Yes it is.  I remember when I got to Okinawa in 1962, I found two very thick book at the library.  One on the battle of Okinawa in WWII, the other on the history of Okinawa.  It covered the agreement between China and Okinawa, and how when Okinawa sent tribute ships to China, they were also allowed to send merchant ships, which both countries benefitted from.  Also, part of the arrangement was that China would protect Okinawa in case of need.

That worked well for both countries for several centuries, but as China weakened and Japan became more strong, Japan made its move.  Japan required more tribute than had China, but forbade Okinawa from telling China.  China was weaker, but not weak enough that Japan was willing to confront them openly.

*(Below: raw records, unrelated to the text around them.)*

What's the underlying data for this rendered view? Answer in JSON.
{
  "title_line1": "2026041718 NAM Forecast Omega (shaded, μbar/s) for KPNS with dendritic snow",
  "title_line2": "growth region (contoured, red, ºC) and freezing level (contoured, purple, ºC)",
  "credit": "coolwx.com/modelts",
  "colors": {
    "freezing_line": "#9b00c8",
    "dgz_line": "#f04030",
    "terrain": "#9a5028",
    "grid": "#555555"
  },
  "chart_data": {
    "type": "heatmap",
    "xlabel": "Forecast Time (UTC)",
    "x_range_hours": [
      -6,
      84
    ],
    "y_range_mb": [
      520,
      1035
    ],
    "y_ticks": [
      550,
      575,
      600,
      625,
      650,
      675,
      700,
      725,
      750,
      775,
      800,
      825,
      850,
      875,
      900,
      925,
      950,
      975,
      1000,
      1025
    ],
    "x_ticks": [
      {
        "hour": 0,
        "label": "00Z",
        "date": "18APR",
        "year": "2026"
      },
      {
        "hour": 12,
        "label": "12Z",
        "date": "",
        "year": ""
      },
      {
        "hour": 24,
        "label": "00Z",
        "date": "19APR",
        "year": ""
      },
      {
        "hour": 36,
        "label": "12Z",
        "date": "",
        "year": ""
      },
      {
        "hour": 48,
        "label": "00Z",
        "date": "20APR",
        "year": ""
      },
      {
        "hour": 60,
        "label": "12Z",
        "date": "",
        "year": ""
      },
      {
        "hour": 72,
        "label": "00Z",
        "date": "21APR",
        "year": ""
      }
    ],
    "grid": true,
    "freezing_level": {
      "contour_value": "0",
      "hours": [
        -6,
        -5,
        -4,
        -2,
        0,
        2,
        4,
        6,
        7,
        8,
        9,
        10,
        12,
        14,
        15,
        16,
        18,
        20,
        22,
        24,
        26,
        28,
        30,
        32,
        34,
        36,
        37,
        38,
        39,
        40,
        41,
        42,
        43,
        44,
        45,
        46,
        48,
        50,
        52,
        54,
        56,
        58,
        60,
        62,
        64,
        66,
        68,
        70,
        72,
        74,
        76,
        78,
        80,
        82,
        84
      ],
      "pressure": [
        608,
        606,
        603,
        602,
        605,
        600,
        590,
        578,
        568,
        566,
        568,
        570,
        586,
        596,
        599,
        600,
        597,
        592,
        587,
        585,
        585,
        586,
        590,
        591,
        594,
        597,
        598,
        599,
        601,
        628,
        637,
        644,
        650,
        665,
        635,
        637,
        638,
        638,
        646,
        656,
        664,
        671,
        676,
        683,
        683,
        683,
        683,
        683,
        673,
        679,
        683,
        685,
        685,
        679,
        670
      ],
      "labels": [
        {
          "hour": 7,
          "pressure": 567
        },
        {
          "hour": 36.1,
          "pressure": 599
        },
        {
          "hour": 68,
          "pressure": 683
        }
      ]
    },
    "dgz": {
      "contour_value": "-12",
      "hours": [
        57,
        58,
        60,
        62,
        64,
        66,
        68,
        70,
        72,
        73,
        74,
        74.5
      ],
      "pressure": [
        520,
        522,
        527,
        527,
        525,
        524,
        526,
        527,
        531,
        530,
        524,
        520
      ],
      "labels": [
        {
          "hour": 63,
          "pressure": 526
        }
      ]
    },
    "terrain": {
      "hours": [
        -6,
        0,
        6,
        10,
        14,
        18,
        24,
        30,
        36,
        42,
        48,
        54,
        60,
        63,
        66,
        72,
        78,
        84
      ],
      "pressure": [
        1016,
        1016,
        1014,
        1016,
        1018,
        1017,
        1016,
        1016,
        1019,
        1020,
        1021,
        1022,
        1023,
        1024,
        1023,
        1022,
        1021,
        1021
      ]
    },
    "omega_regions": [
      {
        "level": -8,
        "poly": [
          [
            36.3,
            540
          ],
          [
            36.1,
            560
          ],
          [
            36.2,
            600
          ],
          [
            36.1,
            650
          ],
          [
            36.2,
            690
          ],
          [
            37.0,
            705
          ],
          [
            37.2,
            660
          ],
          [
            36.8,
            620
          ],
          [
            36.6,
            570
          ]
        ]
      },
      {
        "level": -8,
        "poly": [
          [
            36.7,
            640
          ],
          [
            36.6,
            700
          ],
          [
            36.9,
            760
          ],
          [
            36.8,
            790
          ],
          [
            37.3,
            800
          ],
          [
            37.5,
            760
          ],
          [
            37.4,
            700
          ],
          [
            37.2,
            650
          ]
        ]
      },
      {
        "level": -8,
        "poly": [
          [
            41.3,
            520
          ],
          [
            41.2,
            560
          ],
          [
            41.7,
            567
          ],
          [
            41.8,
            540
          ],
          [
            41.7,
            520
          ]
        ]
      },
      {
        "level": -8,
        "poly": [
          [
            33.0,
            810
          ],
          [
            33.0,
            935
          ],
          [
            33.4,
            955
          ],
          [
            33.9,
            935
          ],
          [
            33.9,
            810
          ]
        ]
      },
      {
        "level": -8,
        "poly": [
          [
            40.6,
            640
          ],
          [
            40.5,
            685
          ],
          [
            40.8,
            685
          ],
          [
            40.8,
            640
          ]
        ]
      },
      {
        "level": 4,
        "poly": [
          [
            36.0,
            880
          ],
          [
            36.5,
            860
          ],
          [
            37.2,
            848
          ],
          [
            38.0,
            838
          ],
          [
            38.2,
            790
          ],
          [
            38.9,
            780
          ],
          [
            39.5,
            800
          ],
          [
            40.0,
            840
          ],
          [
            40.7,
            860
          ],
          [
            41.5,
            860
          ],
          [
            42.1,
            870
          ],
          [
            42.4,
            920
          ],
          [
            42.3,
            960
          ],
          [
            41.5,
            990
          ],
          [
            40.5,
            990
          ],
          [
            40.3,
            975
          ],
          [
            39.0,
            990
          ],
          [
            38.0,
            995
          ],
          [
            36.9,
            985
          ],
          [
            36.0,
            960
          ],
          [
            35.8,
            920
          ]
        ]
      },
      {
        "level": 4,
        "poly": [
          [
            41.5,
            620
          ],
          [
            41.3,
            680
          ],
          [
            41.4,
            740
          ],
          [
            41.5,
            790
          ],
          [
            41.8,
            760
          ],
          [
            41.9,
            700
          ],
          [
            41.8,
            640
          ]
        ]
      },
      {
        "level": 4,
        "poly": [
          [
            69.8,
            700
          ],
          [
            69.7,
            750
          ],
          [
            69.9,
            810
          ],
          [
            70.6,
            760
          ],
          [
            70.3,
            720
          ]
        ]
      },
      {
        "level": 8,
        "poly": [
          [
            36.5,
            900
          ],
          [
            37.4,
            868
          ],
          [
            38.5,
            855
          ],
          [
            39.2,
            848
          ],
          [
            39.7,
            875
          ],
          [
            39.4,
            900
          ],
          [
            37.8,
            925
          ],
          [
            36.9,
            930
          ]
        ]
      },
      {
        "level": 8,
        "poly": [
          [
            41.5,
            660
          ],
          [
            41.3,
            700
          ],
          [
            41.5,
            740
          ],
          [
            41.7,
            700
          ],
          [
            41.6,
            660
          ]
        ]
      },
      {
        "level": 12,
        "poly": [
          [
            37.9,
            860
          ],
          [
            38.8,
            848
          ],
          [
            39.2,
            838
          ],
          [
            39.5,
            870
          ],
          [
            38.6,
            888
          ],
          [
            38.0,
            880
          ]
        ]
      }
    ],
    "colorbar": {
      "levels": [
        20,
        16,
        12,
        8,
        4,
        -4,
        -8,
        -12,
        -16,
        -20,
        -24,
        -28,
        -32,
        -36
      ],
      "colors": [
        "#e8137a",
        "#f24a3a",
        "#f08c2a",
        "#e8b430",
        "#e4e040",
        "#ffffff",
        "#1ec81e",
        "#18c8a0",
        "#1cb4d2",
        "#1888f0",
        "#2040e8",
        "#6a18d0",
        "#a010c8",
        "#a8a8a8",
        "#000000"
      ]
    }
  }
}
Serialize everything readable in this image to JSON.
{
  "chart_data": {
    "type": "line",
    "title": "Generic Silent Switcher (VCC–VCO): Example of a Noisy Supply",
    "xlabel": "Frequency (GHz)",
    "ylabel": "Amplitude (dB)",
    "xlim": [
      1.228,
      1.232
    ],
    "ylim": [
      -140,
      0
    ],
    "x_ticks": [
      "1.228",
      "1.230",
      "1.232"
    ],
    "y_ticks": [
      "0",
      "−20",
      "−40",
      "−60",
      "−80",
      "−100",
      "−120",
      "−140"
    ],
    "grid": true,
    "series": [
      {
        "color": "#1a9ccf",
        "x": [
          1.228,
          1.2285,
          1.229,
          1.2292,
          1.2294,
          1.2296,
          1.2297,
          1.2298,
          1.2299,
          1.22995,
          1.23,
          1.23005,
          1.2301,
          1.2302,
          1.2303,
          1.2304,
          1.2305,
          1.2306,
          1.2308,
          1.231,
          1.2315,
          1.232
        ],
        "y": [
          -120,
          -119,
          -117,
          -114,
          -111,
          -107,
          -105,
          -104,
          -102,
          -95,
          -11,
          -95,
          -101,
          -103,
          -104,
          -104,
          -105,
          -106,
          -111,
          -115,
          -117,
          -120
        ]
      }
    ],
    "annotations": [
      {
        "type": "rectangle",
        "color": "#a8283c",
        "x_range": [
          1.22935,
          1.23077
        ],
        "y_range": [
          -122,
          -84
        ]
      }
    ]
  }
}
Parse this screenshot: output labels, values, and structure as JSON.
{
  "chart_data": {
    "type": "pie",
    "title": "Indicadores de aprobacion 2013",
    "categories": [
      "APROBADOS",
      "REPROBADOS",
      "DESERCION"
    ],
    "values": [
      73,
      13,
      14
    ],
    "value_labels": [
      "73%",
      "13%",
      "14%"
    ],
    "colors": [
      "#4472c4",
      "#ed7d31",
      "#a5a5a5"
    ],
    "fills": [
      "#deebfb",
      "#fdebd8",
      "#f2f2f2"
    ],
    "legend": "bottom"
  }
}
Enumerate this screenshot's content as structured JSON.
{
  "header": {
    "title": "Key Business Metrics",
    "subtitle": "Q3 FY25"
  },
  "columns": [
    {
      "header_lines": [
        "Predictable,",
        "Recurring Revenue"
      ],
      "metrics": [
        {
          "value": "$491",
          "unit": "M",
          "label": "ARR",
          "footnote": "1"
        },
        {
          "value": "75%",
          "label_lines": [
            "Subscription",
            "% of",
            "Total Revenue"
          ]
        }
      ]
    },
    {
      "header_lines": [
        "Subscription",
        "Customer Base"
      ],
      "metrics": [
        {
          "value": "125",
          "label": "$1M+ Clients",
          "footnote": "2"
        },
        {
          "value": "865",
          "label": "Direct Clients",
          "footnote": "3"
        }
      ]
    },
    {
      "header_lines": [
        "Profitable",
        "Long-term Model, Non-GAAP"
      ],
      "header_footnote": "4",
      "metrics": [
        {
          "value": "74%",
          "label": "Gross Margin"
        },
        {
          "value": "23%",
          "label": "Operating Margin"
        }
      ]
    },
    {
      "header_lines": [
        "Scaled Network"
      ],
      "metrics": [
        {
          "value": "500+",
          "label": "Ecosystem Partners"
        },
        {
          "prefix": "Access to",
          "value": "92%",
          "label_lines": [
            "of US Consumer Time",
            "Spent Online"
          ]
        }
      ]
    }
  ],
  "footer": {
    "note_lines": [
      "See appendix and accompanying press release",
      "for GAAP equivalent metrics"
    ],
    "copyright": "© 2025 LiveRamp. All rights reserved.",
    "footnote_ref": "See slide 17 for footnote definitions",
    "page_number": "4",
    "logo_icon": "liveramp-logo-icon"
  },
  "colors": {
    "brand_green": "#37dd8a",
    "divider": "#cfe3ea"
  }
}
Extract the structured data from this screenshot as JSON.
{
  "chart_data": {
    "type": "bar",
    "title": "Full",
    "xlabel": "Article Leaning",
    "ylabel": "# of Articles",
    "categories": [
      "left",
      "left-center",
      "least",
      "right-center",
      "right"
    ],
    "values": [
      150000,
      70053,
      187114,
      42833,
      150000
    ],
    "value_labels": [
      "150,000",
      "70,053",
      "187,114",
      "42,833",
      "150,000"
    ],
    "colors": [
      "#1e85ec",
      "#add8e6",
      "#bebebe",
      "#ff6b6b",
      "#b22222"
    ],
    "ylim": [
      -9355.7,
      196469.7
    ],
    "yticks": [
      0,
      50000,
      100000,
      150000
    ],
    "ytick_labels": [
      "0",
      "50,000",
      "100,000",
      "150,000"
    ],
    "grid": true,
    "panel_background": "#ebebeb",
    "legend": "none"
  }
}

The impression I got from the Okinawan people I talked to was they were quite happy with life under the occupation, but hadn't forgotten their roots either.  Most seeming to think given an opportunity, it was about a 50/50 chance to stay under USA occupation or control, or returning to independence.   Very few expressed a desire to return to being a part of Japan,  That even though the Japanese government seemed to allow a few programs to benefit the Okinawans.

Although some of the younger people didn't speak Okinawan, most spoke both Okinawan and Japanese.  It was commonly accepted that the Japanese had tried to force Okinawans to accept total assimilation into Japanese culture; but they hadn't forgotten.  It was even possible to find very old people from the mountains who still did not speak more than a modicum of Japanese if any at all.  I even on a couple of occasions saw very old women with tattooed hands.

I was rather surprised when I heard the Okinawans had decided to return to Japanese rule.  A friend of mine whose wife was Okinawan explained that the Japanese, knowing that a referendum was likely, flooded Okinawa with school teachers.  As the time for a referendum approached, teachers began telling their students return to Japan was best.  Teachers being held in high regard, they were listened to by many people and that was the way the vote went.  I wasn't there nor have I been since, so I have nothing more to agree with or contradict that than that under Confucian beliefs, teachers are revered and listened to.

Thanks for the link.  Okinawa was my first overseas posting, and I really enjoyed it there.


----------